Last Train From Gun Hill

Last Train from Gun Hill is a routine revenge Western from which the biggest pleasure to be had is in ticking off the steady stream of clichés. A Hal B. Wallis production for Paramount it was director Sturges's follow-up to his successful 1957 film Gunfight at the O.K. Corral, in which Kirk Douglas also starred and which used much of the same crew.

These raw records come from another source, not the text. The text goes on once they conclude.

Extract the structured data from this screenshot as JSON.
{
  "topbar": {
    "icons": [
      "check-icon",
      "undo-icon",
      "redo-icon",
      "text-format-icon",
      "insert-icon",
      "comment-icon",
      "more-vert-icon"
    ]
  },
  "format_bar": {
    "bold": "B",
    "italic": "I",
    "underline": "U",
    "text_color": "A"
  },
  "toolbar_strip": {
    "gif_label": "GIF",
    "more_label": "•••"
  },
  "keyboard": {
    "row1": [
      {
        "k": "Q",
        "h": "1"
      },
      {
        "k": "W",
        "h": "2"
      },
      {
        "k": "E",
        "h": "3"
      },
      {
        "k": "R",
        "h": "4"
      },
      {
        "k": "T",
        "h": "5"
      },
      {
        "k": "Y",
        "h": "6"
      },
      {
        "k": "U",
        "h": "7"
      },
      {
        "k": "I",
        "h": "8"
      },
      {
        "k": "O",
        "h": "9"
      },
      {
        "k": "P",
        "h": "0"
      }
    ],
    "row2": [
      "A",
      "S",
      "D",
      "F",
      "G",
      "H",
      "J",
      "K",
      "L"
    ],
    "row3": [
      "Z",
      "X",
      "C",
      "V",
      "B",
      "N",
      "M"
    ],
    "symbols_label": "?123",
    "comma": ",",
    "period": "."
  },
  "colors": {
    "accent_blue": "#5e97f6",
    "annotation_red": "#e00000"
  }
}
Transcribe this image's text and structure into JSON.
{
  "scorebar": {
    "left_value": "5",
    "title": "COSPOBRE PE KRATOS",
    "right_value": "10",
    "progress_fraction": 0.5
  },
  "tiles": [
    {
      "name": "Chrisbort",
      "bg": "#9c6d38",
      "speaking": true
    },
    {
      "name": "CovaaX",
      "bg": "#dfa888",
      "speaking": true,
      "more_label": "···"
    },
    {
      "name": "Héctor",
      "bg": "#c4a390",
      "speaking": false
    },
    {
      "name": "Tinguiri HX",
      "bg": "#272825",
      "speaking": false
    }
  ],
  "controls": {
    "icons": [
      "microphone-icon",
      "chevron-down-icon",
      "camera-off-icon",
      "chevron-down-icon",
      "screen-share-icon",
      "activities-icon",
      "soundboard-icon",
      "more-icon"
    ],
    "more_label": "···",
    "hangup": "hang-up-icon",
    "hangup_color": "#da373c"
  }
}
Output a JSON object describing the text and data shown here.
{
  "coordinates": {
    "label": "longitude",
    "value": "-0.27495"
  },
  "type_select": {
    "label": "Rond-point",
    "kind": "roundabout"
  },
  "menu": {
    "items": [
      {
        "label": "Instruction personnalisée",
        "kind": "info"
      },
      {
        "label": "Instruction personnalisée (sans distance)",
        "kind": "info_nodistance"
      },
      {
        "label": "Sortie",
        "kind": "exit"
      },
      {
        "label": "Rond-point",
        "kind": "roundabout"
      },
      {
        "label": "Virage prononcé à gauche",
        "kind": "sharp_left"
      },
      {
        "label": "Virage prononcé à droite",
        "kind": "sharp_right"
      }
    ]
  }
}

Douglas plays U.S. Marshall Matt Morgan whose Indian wife (Ziva Rodann) is raped and killed by the son, Rick (Earl Holliman who had also been in Gunfight) of his old friend, Craig Belden (Anthony Quinn), now a cattle baron. In the way of such things Belden is now the autocratic boss of the town of Gun Hill. Morgan arrives in Gun Hill to bring Rick to justice but, of course, Belden isn’t going to allow that.

From Holliman’s spineless scion to the tart with a heart (Carolyn Jones), Dimitri Tiomkin’s score to the Technicolor/VistaVision treatment of the Arizonian landscape, and a steady supply of witless henchmen being picked off by dead-eyed Morgan there are few surprises to be had here although opening the film with a rape scene, albeit discreetly realized, was a bold move for its time. There are also a couple of nice touches in the film’s final section, particularly the way that Morgan gets Rick to the station in order to get that titular train.

Douglas is, needless to say, effective but somewhat surprisingly, Quinn seems too hail-fellow-well-met to  convince.The film was a minor success in its day and still has its admirers but the traditional style of Western that it represents was all but over.

FYI: Jones was soon to find small screen fame as Morticia in The Munsters.